If the majority of politicians were not such hypocrites, Kasparov would have been reminding his readers that both Ross Perot and Ralph Nader - two third-party candidates who enjoyed huge support from at least 9 percent of the American heartland - were denied the right to debate (not run) against the Democrat and Republican nominees in past presidential elections.
And then there are those observers who argue that something sinister must be happening for Russia's president and the United Russia party to be enjoying such huge popularity. As one English-language daily hyperventilated, people (anonymous people, of course) are being dragged off to the polling stations against their will(!). But if Washington, for example, would spend less time and money bombing nations into the Stone Age (a prerequisite, it seems, along the road to democracy), and more on domestic infrastructure (dams flood to mind), perhaps it too would be enjoying sky-high public support. Incidentally, those former western leaders who threw their support behind the Iraq War (Blair, Anzar, Howard) are also feeling the sting of their decisions today (In Putin's 8 years in office, Russia has never opened military operations in a foreign land). Putin's biggest failure in the eyes of the West is his success: he fails to conform to the old stereotypes about Russian leaders: weak, corrupt and never far from a bottle of vodka. Putin has destroyed those national myths, and there are many people who will never forgive him for that.

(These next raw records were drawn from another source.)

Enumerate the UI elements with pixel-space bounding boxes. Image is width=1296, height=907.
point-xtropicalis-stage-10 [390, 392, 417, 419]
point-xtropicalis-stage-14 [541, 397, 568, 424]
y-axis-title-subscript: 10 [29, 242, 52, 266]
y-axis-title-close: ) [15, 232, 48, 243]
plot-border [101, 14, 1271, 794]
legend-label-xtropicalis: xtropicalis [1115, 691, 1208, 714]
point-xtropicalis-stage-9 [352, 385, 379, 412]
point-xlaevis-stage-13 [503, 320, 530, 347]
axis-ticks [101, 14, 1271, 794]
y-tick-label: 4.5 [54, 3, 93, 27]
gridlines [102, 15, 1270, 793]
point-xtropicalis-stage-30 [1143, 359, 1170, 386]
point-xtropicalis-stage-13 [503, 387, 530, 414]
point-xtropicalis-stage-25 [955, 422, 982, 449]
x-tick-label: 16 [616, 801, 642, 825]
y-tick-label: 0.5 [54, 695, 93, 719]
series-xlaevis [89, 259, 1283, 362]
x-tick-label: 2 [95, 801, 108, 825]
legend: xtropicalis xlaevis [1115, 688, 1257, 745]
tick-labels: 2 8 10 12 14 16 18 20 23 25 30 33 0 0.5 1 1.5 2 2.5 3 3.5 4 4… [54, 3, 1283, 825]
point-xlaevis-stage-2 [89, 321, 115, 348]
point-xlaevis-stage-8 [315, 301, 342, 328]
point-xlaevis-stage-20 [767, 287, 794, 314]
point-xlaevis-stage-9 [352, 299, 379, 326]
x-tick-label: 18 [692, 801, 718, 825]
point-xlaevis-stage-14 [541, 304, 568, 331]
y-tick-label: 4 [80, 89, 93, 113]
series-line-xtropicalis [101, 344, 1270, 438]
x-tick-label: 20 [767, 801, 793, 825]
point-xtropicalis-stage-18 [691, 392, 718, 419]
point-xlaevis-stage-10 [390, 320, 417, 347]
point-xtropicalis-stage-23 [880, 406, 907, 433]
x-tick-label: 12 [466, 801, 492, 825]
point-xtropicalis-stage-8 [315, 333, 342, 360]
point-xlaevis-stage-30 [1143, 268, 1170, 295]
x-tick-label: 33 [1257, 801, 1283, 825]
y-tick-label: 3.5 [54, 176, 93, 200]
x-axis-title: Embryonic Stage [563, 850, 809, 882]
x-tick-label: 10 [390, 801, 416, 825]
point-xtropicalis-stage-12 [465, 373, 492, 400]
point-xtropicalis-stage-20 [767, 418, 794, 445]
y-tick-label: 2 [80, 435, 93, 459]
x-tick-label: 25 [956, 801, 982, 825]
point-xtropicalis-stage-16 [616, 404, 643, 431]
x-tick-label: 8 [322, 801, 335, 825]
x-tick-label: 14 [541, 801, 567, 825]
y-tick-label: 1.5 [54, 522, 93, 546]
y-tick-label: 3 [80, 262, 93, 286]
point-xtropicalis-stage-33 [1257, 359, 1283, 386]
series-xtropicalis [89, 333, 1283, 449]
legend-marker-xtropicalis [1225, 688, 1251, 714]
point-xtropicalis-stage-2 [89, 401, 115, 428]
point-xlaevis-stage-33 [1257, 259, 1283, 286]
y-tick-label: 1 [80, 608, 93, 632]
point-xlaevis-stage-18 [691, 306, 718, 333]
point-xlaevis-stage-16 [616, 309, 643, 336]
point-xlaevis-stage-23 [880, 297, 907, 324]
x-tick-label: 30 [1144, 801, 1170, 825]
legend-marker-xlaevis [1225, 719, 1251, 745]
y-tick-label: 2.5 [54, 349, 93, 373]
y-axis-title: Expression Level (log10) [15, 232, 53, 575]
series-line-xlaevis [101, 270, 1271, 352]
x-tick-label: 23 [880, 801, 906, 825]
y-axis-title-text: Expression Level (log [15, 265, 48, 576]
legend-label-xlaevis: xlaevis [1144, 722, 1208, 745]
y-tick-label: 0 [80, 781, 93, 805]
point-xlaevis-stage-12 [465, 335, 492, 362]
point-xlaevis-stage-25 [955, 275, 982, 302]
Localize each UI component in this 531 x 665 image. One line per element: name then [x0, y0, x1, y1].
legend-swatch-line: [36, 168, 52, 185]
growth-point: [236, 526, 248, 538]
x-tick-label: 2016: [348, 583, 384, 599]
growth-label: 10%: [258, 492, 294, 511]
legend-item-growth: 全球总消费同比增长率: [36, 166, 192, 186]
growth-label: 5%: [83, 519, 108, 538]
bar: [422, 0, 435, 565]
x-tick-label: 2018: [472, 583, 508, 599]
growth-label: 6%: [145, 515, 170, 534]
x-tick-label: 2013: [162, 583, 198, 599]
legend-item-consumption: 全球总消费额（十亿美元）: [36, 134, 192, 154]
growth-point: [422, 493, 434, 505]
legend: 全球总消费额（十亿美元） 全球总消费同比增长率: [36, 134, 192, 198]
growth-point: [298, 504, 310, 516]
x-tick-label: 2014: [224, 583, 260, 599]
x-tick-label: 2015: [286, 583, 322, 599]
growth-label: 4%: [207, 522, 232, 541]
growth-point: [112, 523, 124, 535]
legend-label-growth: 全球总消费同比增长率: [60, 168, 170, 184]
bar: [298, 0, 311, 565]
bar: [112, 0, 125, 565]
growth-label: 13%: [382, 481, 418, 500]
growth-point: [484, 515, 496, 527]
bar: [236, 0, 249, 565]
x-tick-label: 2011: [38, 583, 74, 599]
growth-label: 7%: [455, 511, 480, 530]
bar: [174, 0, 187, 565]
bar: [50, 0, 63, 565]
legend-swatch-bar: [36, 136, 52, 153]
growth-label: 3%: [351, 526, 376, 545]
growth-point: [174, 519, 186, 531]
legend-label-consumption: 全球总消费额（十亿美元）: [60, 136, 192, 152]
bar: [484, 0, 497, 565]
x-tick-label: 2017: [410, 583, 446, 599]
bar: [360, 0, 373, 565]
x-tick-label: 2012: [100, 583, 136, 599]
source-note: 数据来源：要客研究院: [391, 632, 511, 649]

Some say the Russian opposition is dreaming of introducing some new brand of orange revolution; this sort of wishful thinking is simply dangerous. After all, Russia already staged the mother of all orange revolutions in 1991 when Boris Yeltsin climbed up on a tank in downtown Moscow while tens of thousands of supporters cheered him. That historic moment - which rallied more people than all of the other color revolutions combined - kicked off Russia's democratic revolution. Today, Russia's "sovereign democracy" simply reflects the realities of Russia's past, present and future; democracy is not a one-size-fits-all Made in the U.S.A. sweater.
But most importantly, many outside observers - many of whom have never set foot in Russia, and never will - fail to understand the radical changes that are taking place in this vast country, and not just in the biggest Russian cities.
For example, a friend of mine, whose job requires her to travel around the country, bases her assumptions about the progress of a Russian city on the availability of decaffeinated coffee in the local restaurants - kind of like a Russian version of the Big Mac index. Now, whenever she orders a decaffeinated coffee in Vladivostok, Kazan or Nizhny Novgorod she is not delivered a Turkish coffee that was brought to a slow boil over hot sand.
This is fruit from the tree of upheaval that Russia experienced 16 years ago: the standard of living is rising, every product and service is readily available, and the level of patriotism - if we judge by the polls and flags - has never been higher. So from this foreigner's perspective, the last thing Russia wants or needs is another misguided liberal reformer.